Nahton hatte Basils Vorwürfe gelassen zur Kenntnis genommen. »Als unabhängige Welt haben wir das Recht, Hilfe von all jenen anzunehmen, die sie leisten wollen. Die Hanse muss in diesem Zusammenhang nicht konsultiert werden.« Der grüne Priester hatte einfach nicht die Bedeutung derartiger Informationen in Bezug auf die allgemeine Lage begriffen.
Peter beugte sich vor. »Sie haben mich gelehrt, vorauszudenken und alle Konsequenzen zu berücksichtigen, Basil. Es ist in Ordnung, wenn ich in der Öffentlichkeit den Hass auf die Hydroger schüre. Doch in diesem Fall besteht Ihr letztendliches Ziel darin, die Roamer in die Terranische Hanse aufzunehmen. Es wäre kontraproduktiv, wenn ich sie als unverbesserliche Verräter oder Ungeheuer darstelle. Wenn ich eine offizielle Verlautbarung des Flüsterpalastes herausgebe und Ihr Plan anschließend erfolgreich ist, muss ich meine Worte zurücknehmen und eine neue Position beziehen. Das kann nicht in Ihrem Sinne sein.«
Basil hob langsam den Kopf, und sein Gesicht zeigte einen sonderbaren Ausdruck. »Ich weiß nicht, ob ich Sie erwürgen oder Ihnen auf die Schulter klopfen soll, weil Sie ein guter Schüler sind. Ihre Schlussfolgerungen sind nicht die gleichen wie meine, aber… sie haben durchaus etwas für sich. Ich werde Ihren Hinweis in Erwägung ziehen.« Er nahm das Dokument und wandte sich zum Gehen, ohne seine Niederlage einzugestehen. »Wir werden einen schnellen, sauberen Sieg über die Roamer erringen, und zwar bald. Vielleicht ist es am besten, wenn Sie sich aus dieser Sache heraushalten. Dann können Sie sich anschließend wohlwollend geben.«
Der Vorsitzende sah über die Schulter. »Aber ich warne Sie: Die Führung der Hanse bleibt allein in meiner Hand. Wenn ich erneut mit einem Anliegen an Sie herantrete, Peter – wagen Sie es nicht, mir noch einmal zu widersprechen.«
Selbst wenn die Sorgen besonders groß waren: Peter kannte immer einen Ort, wo er ganz Mann und keine Marionette des Vorsitzenden war.
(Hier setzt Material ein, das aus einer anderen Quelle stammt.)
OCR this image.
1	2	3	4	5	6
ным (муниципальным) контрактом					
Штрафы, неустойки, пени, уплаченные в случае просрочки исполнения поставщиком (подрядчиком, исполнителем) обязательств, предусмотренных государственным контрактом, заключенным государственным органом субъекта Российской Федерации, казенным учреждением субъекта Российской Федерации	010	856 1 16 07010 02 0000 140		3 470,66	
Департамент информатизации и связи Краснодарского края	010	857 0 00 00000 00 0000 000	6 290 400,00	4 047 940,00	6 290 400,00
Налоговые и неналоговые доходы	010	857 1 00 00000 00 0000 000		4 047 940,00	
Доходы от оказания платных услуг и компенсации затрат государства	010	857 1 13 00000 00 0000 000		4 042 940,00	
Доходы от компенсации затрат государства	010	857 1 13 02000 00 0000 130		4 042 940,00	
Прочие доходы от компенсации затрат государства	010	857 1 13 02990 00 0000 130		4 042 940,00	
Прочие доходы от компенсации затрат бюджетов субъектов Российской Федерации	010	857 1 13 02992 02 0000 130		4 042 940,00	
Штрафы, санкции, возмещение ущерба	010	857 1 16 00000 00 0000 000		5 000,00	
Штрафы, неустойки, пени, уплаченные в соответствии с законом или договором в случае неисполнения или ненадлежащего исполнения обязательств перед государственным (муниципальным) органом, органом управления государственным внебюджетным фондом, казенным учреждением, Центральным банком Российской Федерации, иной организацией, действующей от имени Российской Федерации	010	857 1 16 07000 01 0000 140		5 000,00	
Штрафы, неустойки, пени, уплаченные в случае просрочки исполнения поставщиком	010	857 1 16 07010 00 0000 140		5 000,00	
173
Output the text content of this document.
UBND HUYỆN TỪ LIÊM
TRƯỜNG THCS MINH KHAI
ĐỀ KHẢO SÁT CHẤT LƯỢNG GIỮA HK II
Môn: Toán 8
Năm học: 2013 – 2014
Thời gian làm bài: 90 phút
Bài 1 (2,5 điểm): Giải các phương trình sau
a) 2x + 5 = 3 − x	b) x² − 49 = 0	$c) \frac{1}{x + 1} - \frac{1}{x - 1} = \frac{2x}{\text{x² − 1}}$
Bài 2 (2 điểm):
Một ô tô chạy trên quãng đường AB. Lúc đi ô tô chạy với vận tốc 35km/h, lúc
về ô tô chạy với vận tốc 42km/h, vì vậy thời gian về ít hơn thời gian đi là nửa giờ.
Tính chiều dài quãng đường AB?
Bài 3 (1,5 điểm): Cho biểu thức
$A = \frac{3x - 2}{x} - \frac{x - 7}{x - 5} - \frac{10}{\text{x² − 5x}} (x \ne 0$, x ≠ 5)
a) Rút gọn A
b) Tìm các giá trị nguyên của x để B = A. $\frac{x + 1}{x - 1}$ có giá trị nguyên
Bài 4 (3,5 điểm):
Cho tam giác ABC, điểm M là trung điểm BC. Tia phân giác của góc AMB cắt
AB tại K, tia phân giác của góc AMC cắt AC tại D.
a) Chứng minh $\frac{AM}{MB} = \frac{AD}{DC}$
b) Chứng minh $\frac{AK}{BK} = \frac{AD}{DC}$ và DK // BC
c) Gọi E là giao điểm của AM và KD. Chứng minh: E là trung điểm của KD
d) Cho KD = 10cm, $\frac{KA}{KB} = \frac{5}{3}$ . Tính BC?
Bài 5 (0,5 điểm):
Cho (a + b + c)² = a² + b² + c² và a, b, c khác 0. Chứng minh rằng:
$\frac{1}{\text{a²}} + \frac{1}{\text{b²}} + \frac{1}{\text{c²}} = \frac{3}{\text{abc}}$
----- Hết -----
Spät am Abend, in seinem Schlafzimmer – nachdem OX den Raum nach Überwachungskameras durchsucht und eventuelle Mikrofone deaktiviert hatte –, fühlte er sich sicher und geborgen, wenn er seine Königin in den Armen hielt.
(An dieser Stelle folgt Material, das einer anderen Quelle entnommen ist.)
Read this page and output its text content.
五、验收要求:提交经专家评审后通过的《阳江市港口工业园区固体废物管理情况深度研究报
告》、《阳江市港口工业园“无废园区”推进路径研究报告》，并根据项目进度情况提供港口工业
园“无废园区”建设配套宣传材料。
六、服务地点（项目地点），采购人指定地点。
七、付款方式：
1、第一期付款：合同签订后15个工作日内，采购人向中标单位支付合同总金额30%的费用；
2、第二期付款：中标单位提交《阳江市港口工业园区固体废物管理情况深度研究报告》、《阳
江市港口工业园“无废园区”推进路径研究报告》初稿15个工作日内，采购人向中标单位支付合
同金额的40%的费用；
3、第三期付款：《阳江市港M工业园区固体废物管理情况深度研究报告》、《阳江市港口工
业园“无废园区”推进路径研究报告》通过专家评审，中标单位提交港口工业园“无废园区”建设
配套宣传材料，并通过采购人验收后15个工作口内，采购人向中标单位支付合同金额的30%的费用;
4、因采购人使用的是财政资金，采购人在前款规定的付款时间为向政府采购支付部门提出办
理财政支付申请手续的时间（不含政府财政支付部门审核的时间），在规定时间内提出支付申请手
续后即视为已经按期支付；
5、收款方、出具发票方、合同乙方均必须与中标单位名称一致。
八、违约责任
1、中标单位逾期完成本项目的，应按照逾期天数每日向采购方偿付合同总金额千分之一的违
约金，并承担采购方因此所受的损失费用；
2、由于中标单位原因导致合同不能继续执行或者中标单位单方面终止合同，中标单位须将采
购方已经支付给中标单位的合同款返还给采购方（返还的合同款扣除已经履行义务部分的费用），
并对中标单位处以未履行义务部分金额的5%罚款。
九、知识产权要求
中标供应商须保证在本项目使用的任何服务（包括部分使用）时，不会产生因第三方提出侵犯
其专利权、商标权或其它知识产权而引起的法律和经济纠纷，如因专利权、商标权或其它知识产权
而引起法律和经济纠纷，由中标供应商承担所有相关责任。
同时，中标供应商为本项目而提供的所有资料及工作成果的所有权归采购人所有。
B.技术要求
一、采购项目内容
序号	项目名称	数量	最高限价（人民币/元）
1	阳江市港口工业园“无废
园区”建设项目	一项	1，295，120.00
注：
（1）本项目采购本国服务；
Er streichelte Estarras warmen, glatten Rücken, strich mit den Fingerkuppen über ihre Schulterblätter und zog sie enger an sich. Er fühlte ihre weichen Brüste und küsste ihr Ohr, während ihre Finger durch sein Haar wanderten. »Von vielen Entscheidungen Basils halte ich nichts, aber als er dich für mich auswählte… Etwas Besseres hat er nie getan.«
Wie sonderbar es für Estarra gewesen sein musste, die üppigen Wälder von Theroc zu verlassen und in eine ganz andere Kultur versetzt zu werden, hier im Herzen der Hanse. Aber sie war stark und aufgeschlossen gewesen, dazu bereit, Peter eine Chance zu geben. Zuerst hatte er die politischen Manipulationen verabscheut, die zu dieser Ehe geführt hatten… Aber Estarra und er hatten viel gemeinsam, und jetzt verließen sie sich aufeinander, an einem Ort, an dem sie nie wussten, wem sie sonst trauen konnten.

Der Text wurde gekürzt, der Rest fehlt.